The next warning sign Jesus gave His disciples in the Olivet Discourse is really a subset of the previous warning of coming persecution, but for the sake of brevity in the previous post I separated this one under it’s own heading. Along with coming persecution Jesus told the disciples that they should expect their friends and family members to betray them. This should not be surprising given the great gulf between the Jews and the People of The Way and the Christian’s embrace as Jesus as their Messiah. One of the great early persecutors of the Church would actually become it’s greatest proponent and missionary, one Saul of Tarsus.
Matt 24: 10 And then many will fall away and betray one another and hate one another.
It should be noted that this betraying is much more personal than “spies” sent by the Jews or simply enemies of the new church “ratting out” those they believe are a part of this new sect. The fist part of the verse explains that those that will end up betraying the Christians will actually those who were seemingly a part of them. It will be those who fall away who will be the main culprits in this persecutions.
Though there is not enough time, nor it it the point of this blog to deal with the theological ramifications of the term “falling away,” but a better term would be to say it is those “who return” to their Jewish roots. I would argue, and since the bulk of Scripture supports this idea, that they were never truly part of them for as both Paul and John declare.
1 Cor 11:19 for there must be factions among you in order that those who are genuine among you may be recognized.
1 John 2:19 They went out from us, but they did not really belong to us. For if they had belonged to us, they would have remained with us; but their going showed that none of them belonged to us.
But for our purposes here we must note the true anguish those early church members must have felt to discover that they were betrayed by those they loved, nourished and blessed. That must truly have been a sorrowful experience. But how prevalent of a problem was this and can we consider this situation bleak enough in the first century to see this warning as being fulfilled at that time?
Note how often in just the handful of verses we discover the falling away and betrayal of those early Christians.

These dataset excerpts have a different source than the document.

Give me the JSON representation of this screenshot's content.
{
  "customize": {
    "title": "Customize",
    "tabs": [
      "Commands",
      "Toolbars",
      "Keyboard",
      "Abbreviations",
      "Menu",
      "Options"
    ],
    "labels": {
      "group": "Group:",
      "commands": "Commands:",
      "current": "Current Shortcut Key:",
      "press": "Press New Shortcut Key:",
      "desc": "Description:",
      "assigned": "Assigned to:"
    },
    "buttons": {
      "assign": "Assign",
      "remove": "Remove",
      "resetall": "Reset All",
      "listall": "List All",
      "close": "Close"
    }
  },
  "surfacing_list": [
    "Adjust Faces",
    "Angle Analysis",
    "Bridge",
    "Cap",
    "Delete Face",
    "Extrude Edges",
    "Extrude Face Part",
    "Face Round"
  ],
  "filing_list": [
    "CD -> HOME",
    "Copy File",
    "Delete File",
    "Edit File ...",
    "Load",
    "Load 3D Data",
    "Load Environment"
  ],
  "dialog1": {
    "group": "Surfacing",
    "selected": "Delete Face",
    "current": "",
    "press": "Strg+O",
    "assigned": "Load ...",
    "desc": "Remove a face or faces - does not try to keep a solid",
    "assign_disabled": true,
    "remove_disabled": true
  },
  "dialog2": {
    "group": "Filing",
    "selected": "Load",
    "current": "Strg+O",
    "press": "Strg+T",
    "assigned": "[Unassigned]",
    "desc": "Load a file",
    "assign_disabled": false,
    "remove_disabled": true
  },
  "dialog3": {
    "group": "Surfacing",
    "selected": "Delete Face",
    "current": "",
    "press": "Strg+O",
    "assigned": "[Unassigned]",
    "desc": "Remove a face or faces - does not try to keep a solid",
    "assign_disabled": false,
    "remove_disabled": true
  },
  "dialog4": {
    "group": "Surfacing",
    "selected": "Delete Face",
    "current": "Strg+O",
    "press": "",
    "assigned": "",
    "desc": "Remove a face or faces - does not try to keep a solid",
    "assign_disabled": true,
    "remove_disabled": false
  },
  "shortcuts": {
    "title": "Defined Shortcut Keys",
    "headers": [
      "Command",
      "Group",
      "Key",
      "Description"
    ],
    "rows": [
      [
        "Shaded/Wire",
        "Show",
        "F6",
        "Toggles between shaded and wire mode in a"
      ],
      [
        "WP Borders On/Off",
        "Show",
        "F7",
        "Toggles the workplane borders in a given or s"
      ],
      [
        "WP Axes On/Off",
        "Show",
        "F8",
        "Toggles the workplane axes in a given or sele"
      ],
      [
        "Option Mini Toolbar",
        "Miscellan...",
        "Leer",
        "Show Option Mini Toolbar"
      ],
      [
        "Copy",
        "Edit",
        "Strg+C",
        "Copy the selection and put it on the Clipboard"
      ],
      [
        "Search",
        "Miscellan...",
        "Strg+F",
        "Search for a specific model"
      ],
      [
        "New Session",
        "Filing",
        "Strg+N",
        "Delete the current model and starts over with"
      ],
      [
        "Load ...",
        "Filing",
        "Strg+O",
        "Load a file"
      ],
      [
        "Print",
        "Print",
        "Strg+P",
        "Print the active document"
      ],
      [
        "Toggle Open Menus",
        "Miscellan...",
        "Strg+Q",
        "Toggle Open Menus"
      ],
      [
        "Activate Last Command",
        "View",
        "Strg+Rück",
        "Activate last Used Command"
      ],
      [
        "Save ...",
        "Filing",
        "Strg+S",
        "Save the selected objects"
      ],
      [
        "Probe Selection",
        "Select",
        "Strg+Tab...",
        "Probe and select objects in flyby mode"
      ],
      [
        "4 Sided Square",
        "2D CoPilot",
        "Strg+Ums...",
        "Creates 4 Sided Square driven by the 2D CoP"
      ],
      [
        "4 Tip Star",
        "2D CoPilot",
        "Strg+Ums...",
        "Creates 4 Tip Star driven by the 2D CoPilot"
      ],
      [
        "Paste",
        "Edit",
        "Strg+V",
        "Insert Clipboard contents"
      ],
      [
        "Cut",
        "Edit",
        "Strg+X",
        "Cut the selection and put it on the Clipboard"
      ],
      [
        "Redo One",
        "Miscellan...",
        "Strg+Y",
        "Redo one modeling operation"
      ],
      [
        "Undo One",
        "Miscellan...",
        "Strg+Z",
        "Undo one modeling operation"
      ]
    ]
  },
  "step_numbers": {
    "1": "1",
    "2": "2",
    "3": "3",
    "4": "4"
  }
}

- Galatians 1:6 I am astonished that you are so quickly deserting him who called you in the grace of Christ and are turning to a different gospel-
- 1 John 2:19 They went out from us, but they were not of us; for if they had been of us, they would have continued with us. But they went out, that it might become plain that they all are not of us.
- 2 Tim. 1:15 You are aware that all who are in Asia turned away from me, among whom are Phygelus and Hermogenes.
- 2 Tim. 4:10 For Demas, in love with this present world, has deserted me and gone to Thessalonica…
- 2 Tim. 4:16 At my first defense no one came to stand by me, but all deserted me. May it not be charged against them!
Judaizers, Gnostics, Neo-Hymenaeans, Antinomians, Immoralist are included among those false doctrines meant to lead the young Church member astray. The early Church fought vigorously against these heresies but lost many who would then turn against their former friends and betray them. Even the secular historian of the first century, Tacitus, wrote, “Nero had several self-professing Christians arrested, and upon their information, had large numbers of others condemned.”
The greatest of all the heresies was possibly that of the Judiazers who firmly taught that conversion to the Gospel of jesus Christ was inadequate and that one must also live according to Old Testament law to find salvation. They demanded that Gentile converts to Christianity must also be circumcised and celebrate the feasts, make sacrifices, etc. These damning doctrine of returning to the shadow is most effectively critiqued in the book of Hebrews.
But for our discussion here it is obvious to note that this warning, another of the birth pangs signalling the soon coming destruction of the Temple (vv 1-3) was fulfilled within the time parameter accounted for in “this generation.”